茨城県のRPA導入のスタートは、IT系民間企業でのキャリア経験を持つ大井川知事の、「RPAによって先生方の働き方改革をおこないたい」という強いリーダーシップだったといいます。RPAを「業務の効率化を図り働き方改革を進めるためのツール」と位置づけ、職員をPC相手の単純作業から解放し、真におこなうべきコアな業務に集中してもらうことを目的としています。
2018年度に約半年間かけて行った実証実験では、100名の職員から業務提案を募集。県立高校の予算令達登録や旅費申請代理登録などの4業務を選定し、導入に踏み切りました。その結果、業務量を約8割削減できる結果に。2019年度は対象業務を20業務に拡大し、現在ロボット開発が進められています。
RPA導入を担当する茨城県総務部の佐藤広明係長によると、茨城県では、労働時間の削減、ヒューマンエラーを防ぐ、業務負担の平準化、という3つのポイントで業務選定を行ったといいます。
特にポイントとなるのは、広範囲に及ぶ少量かつ多様な業務の中から、共通化する部分を吸い上げて標準化すること。自治体の業務は「少量多品種」で、隣の職員が何をしているかわからないほど、多種の業務を各担当者が行っています。しかしよく見れば、使っている書式やソフトが違うだけで同じような業務が必ず見つかるもの。例えば「申請書類の作成」なら、申請内容によって書式がエクセルやワードなどバラバラでも、申請の流れは共通している場合があります。書式をエクセルに統一するなど、一見多様に見える業務を標準化することができれば、より多くの業務の自動化を実現できるのです。
では、どのようにして対象業務を見つけるのか?まず鍵となるのは、「人手以上、システム以下」の業務を見つけることだと佐藤氏は語ります。煩雑かつ多くの職員に共通する業務は、すでになんらかのシステムによって定型化されている場合がほとんどです。RPAが担うべきは、「システム化するには至らないけれども、人がやるにはあまりにも辛い」業務。導入されているシステムの周辺をよく見ると、RPA導入の効果が高い業務が見つかるといいます。エクセルのデータをシステムに手入力しているなら、その入力作業をロボットが行うようにする。人手とシステムの橋渡しを担うことこそが、RPAの強みなのです。

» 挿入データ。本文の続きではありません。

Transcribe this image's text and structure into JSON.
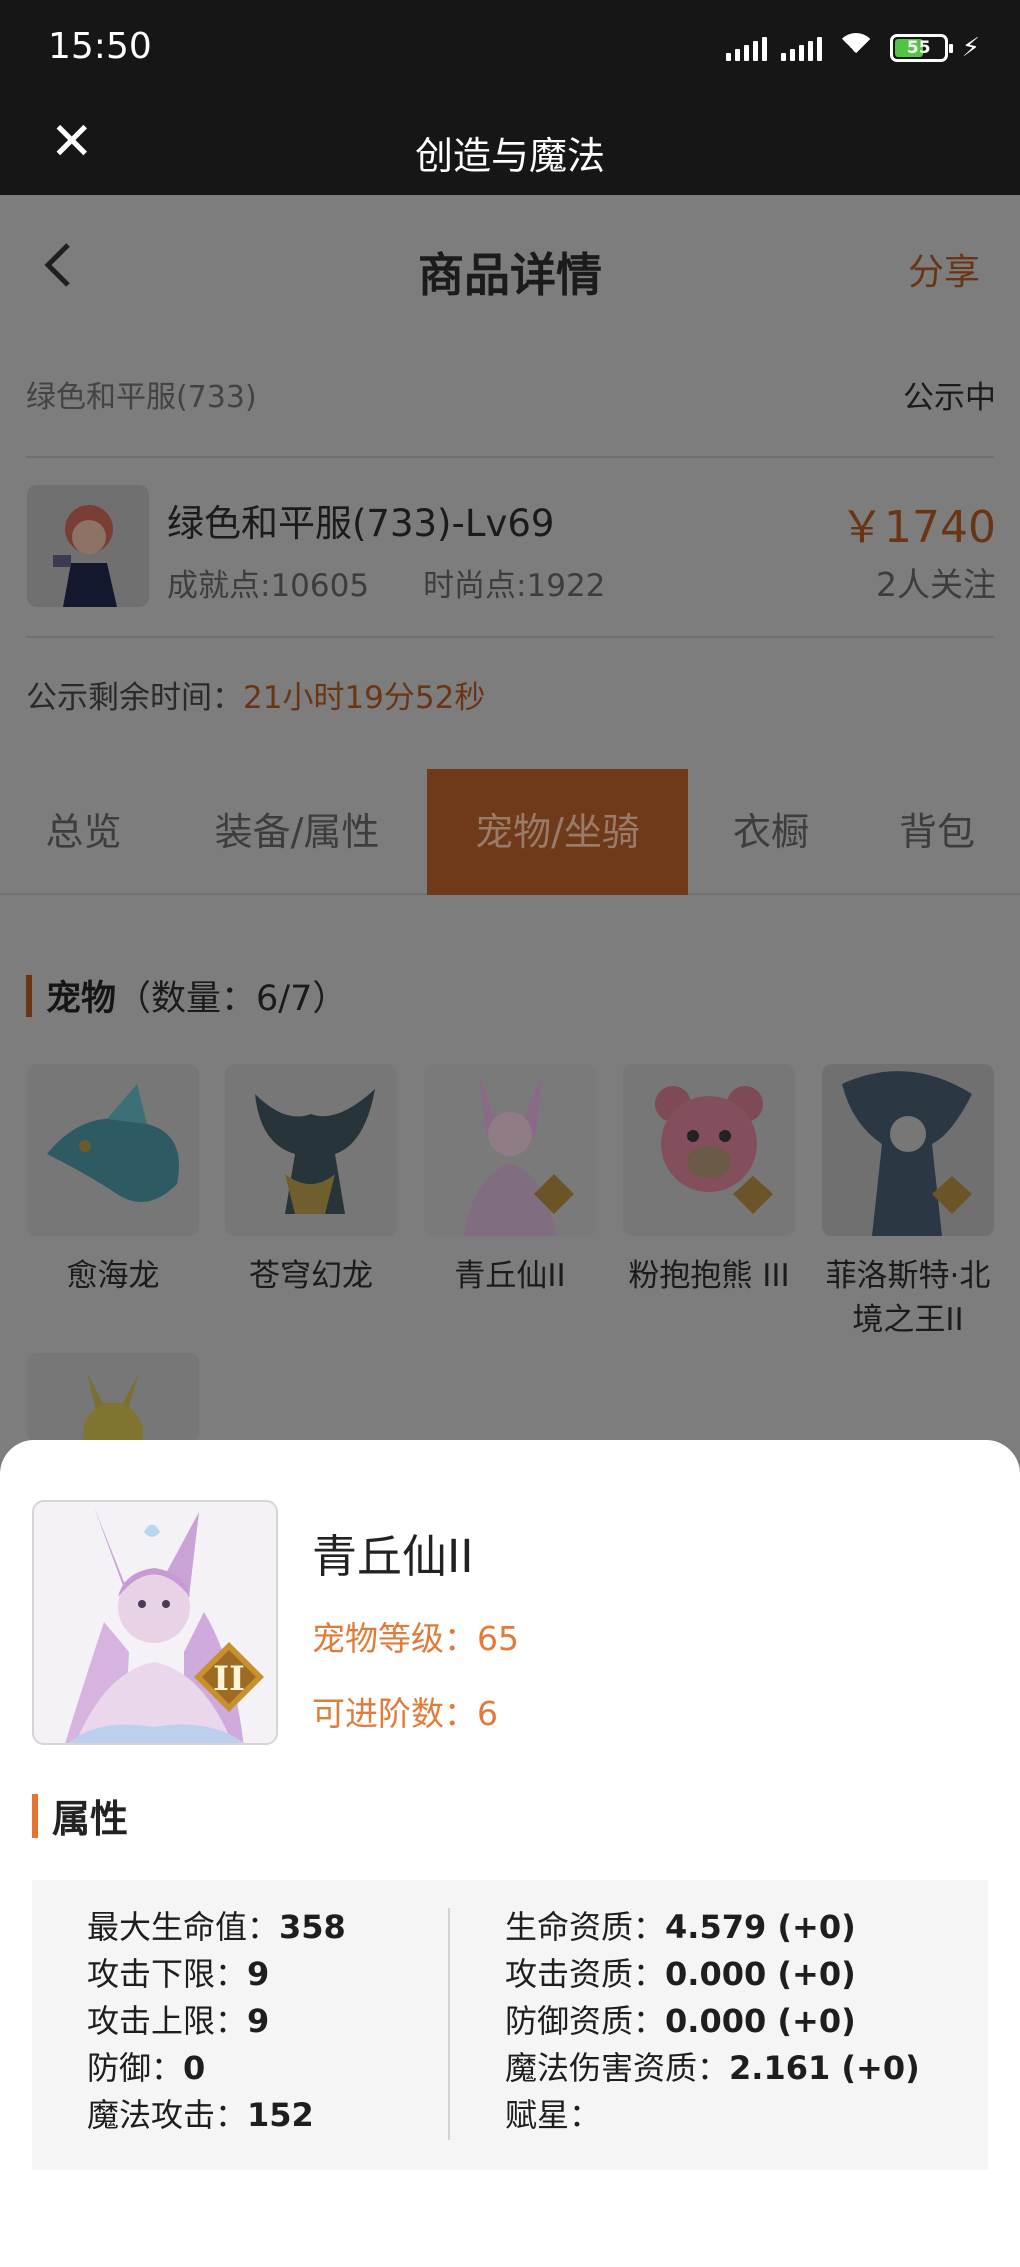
{
  "status_bar": {
    "time": "15:50",
    "battery": "55"
  },
  "app_bar": {
    "title": "创造与魔法"
  },
  "nav": {
    "title": "商品详情",
    "share": "分享"
  },
  "item": {
    "server": "绿色和平服(733)",
    "status": "公示中",
    "name": "绿色和平服(733)-Lv69",
    "achievement": "成就点:10605",
    "fashion": "时尚点:1922",
    "price": "￥1740",
    "followers": "2人关注",
    "remaining_label": "公示剩余时间：",
    "remaining_value": "21小时19分52秒"
  },
  "tabs": [
    {
      "label": "总览"
    },
    {
      "label": "装备/属性"
    },
    {
      "label": "宠物/坐骑",
      "active": true
    },
    {
      "label": "衣橱"
    },
    {
      "label": "背包"
    }
  ],
  "pets_section": {
    "title": "宠物",
    "count": "（数量：6/7）"
  },
  "pets": [
    {
      "name": "愈海龙"
    },
    {
      "name": "苍穹幻龙"
    },
    {
      "name": "青丘仙II"
    },
    {
      "name": "粉抱抱熊 III"
    },
    {
      "name": "菲洛斯特·北境之王II"
    }
  ],
  "sheet": {
    "name": "青丘仙II",
    "level": "宠物等级：65",
    "advance": "可进阶数：6",
    "attr_title": "属性",
    "left_attrs": [
      {
        "label": "最大生命值：",
        "value": "358"
      },
      {
        "label": "攻击下限：",
        "value": "9"
      },
      {
        "label": "攻击上限：",
        "value": "9"
      },
      {
        "label": "防御：",
        "value": "0"
      },
      {
        "label": "魔法攻击：",
        "value": "152"
      }
    ],
    "right_attrs": [
      {
        "label": "生命资质：",
        "value": "4.579 (+0)"
      },
      {
        "label": "攻击资质：",
        "value": "0.000 (+0)"
      },
      {
        "label": "防御资质：",
        "value": "0.000 (+0)"
      },
      {
        "label": "魔法伤害资质：",
        "value": "2.161 (+0)"
      },
      {
        "label": "赋星：",
        "value": ""
      }
    ]
  },
  "colors": {
    "accent": "#e8722f",
    "dark_bar": "#161616",
    "dim_bg": "#7d7d7d"
  }
}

茨城県では最初の業務として、県立学校の教員の出張旅費の申請代理登録業務を自動化。ほかにも県立高校の学校事務をはじめ教育現場へのRPA導入を進めています。ただし、これは教員の業務そのものを減らすものではありません。現在業務を削減できているのは、あくまで事務職員が行う学校事務。しかし、それが結果的に教員たちの働き方改革、ひいては教育の質の向上にもつながると佐藤氏は説明します。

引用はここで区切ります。